Insulating an uninsulated loft could save you around £250 a year for a detached house, £150 for a semi and £140 for a mid-terraced house, according to the Energy Saving Trust (www.energysavingtrust.org.uk).
Before you start, check for things like damp and rot in the loft. If you spot anything that concerns you, call in an expert, unless you’re confident you can deal with it yourself.
Mineral wool insulation is often used in lofts, but it can irritate the skin, throat and eyes (unless encased in foil), so wear gloves, goggles, a dust mask and overalls when fitting it. You may prefer eco alternatives, such as insulation made from sheep’s wool or recycled newspapers or plastic bottles - try B&Q for these.
Before buying insulation, measure the floor joists in the loft and try to get insulation the same width or bigger - cut it with a saw when it’s rolled up to make life easier. The first layer of insulation should be laid between the joists, with a second layer on top, laid at 90 degrees, up to the required depth (see below). When joining pieces of insulation, butt them together.
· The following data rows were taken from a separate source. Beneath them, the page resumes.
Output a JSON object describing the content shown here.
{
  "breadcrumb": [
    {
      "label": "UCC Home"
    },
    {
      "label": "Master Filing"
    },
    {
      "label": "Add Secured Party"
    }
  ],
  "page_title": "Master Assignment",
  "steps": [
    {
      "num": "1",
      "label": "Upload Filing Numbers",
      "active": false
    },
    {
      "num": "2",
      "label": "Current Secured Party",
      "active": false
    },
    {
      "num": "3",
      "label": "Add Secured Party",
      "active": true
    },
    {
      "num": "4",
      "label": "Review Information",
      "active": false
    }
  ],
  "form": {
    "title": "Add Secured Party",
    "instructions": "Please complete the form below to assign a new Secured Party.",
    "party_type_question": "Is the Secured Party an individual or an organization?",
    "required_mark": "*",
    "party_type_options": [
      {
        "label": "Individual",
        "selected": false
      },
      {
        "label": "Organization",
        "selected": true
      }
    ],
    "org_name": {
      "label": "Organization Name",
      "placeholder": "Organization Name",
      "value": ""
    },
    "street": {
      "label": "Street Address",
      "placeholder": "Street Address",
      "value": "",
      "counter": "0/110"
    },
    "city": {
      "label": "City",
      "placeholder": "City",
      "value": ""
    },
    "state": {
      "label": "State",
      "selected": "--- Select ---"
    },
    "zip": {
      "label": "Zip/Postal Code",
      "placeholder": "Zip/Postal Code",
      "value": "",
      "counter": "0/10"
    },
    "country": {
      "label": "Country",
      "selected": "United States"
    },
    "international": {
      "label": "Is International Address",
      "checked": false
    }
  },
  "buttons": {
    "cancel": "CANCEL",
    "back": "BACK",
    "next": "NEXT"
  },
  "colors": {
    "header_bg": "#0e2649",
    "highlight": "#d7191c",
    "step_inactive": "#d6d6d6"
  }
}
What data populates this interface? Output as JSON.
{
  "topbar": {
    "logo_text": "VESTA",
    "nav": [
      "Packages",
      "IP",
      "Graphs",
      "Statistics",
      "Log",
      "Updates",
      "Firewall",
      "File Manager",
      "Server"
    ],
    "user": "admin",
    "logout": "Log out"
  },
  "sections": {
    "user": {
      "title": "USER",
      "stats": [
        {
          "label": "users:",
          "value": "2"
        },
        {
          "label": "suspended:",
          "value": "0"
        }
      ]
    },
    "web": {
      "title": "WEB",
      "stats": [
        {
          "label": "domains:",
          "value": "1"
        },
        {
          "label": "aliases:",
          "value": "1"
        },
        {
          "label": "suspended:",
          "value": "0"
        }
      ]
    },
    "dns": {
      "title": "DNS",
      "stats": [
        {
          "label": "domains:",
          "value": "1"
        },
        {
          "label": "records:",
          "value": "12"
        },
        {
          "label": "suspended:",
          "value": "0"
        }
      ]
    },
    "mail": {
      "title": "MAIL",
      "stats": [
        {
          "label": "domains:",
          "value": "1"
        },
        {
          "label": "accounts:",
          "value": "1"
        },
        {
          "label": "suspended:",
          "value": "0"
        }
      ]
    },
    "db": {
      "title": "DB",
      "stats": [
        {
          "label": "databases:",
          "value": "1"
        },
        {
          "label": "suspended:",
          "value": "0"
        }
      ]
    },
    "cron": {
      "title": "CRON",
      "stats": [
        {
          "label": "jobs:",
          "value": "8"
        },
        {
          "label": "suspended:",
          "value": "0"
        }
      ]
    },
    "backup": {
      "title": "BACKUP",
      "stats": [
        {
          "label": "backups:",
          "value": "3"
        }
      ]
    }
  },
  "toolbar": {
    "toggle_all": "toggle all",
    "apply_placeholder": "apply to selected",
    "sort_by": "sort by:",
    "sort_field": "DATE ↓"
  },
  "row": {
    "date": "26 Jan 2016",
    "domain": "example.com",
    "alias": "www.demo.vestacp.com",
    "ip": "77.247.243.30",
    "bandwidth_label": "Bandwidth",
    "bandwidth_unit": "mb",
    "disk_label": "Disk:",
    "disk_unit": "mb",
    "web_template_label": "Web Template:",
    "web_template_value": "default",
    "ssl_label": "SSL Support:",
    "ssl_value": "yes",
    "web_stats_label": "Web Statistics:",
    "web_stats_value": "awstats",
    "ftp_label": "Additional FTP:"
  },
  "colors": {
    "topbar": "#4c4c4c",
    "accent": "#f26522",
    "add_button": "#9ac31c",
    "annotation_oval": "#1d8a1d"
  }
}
The recommended depth for mineral wool insulation is usually 27cm, but this may vary for other types of insulation, so check the packaging or direct with the manufacturer. You don’t have to start from scratch if you already have insulation (in good condition) in place - just put the new stuff on top.
If you want to use the loft for storage, you’ll need to board it, but don’t put boards directly on top of the insulation because they will compress it and make it less effective. Instead, use loft legs, which raise the boards above the insulation so it’s not compressed, or rigid insulation, which can’t be compressed.